The iShares Barclays 20 Year Treasury Bond ETF (TLT) climbed 1.52 points, or 1.37 percent, for the day, while the Vanguard Total Bond Market ETF (BND) gained 0.23 points, or 0.28 percent over Tuesday’s close.
US stocks dropped to their lowest level in nearly a month on Wednesday as a weak Spanish bond sales revived investor worries about the region’s debt crisis.
The Dow Jones Industrial Average (DJIA) dropped 124.8 points, or 1 percent, to 13,074.7 as the market took back some of the gains made during the first quarter. The situation was aggravated further as payroll processing firm ADP reported lower-than-expected rise in private-sector jobs in March. Though Wednesday’s sell-off was across the board, financials led the decline with Citigroup (C), Goldman Sachs (GS), JPMorgan Chase (JPM) and Bank of America (BAC) all shedding more than 2 percent. Shares of General Electric (GE) tumbled following ratings agency Moody’s announcement that it had downgraded the company due to risks associated with GE Capital Corp.

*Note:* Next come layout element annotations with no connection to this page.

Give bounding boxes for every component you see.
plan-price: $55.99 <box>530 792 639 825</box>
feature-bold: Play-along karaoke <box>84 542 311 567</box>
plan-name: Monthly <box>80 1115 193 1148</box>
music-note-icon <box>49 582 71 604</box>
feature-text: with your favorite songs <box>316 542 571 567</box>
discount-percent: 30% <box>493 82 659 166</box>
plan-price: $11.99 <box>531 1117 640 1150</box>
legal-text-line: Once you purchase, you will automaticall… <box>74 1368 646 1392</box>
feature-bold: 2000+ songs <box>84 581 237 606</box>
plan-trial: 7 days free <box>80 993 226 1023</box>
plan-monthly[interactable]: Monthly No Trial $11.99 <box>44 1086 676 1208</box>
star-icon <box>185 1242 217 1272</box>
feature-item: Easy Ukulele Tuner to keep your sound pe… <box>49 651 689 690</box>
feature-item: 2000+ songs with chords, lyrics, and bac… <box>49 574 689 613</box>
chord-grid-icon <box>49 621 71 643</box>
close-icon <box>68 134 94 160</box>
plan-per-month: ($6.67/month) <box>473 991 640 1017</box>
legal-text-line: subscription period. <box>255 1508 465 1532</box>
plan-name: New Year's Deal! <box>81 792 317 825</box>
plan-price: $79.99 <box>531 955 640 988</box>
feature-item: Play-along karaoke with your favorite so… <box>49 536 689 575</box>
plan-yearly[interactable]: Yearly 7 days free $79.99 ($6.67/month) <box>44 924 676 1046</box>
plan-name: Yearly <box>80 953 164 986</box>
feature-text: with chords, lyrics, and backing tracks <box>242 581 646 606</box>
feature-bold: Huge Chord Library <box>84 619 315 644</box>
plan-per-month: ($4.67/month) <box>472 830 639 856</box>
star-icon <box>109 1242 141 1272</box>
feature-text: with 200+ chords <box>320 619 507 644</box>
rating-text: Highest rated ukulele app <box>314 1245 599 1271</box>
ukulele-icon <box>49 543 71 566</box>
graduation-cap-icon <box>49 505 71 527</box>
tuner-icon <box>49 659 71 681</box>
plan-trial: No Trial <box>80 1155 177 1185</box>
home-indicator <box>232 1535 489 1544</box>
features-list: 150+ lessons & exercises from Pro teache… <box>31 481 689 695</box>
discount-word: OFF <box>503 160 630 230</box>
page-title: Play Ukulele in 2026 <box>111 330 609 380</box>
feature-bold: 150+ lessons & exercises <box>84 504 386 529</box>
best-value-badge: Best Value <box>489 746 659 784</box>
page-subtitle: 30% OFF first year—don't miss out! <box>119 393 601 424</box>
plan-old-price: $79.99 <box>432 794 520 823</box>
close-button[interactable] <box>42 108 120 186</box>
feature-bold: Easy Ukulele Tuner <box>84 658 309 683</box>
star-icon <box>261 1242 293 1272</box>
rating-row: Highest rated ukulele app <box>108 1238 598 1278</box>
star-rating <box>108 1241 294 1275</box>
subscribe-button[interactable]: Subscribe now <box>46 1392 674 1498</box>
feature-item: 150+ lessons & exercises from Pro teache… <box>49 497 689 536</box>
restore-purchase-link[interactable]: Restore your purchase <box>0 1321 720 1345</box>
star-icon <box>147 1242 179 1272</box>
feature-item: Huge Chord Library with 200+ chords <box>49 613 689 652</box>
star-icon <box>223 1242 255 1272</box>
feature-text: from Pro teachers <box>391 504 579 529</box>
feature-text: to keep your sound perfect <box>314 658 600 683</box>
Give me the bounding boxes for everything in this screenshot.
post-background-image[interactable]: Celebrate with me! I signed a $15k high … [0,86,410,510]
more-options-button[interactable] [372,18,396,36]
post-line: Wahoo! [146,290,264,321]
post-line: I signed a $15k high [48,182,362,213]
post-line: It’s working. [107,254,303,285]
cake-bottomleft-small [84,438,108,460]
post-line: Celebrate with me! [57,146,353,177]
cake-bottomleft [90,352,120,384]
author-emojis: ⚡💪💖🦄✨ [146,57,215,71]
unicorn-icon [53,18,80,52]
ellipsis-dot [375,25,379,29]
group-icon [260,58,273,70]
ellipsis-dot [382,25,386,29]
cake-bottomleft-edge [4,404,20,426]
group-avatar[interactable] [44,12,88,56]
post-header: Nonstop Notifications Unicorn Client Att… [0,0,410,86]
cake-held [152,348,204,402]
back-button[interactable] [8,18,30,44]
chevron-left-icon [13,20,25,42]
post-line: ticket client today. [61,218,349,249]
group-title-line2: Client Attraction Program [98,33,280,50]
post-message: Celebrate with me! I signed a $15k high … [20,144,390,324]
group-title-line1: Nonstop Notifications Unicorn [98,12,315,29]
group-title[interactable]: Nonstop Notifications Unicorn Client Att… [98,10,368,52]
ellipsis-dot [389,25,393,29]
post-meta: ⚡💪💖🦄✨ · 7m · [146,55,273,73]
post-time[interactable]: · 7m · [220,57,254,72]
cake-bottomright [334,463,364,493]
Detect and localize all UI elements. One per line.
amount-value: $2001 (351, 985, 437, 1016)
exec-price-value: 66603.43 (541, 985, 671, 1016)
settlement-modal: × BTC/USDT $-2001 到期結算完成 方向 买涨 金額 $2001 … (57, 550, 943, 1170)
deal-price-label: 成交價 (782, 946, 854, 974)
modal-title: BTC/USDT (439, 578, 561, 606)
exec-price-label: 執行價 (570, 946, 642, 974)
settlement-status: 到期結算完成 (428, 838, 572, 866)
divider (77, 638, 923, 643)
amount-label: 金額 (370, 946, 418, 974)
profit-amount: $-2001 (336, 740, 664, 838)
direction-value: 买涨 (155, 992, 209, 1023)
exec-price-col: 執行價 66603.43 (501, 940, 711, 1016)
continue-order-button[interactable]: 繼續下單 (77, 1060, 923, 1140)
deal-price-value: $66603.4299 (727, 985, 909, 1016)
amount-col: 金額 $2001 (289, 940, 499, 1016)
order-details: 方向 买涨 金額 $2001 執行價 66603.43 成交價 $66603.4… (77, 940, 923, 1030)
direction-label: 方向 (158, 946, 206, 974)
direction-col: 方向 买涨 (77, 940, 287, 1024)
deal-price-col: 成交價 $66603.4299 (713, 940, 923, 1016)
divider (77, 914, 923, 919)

The S&P 500 Index (SPX) lost 14.42 points points, or 1.0 percent, to 1,398.96 with the telecommunications sector advancing the most in the 10-sector index.
The NASDAQ Composite (COMP) capped its worst session in 2012 by shedding 45.48 points, or 1.5 percent, to close at 3,068.09.
Decliners outpaced advancers by six-to-one on the NYSE.
Oil prices tumbled to a seven-week low after US inventories jumped, pushing crude for May delivery to $101.47 a barrel.
Gold futures for June delivery dropped to a 12-week low, off $57.90, to end at $1,614 an ounce.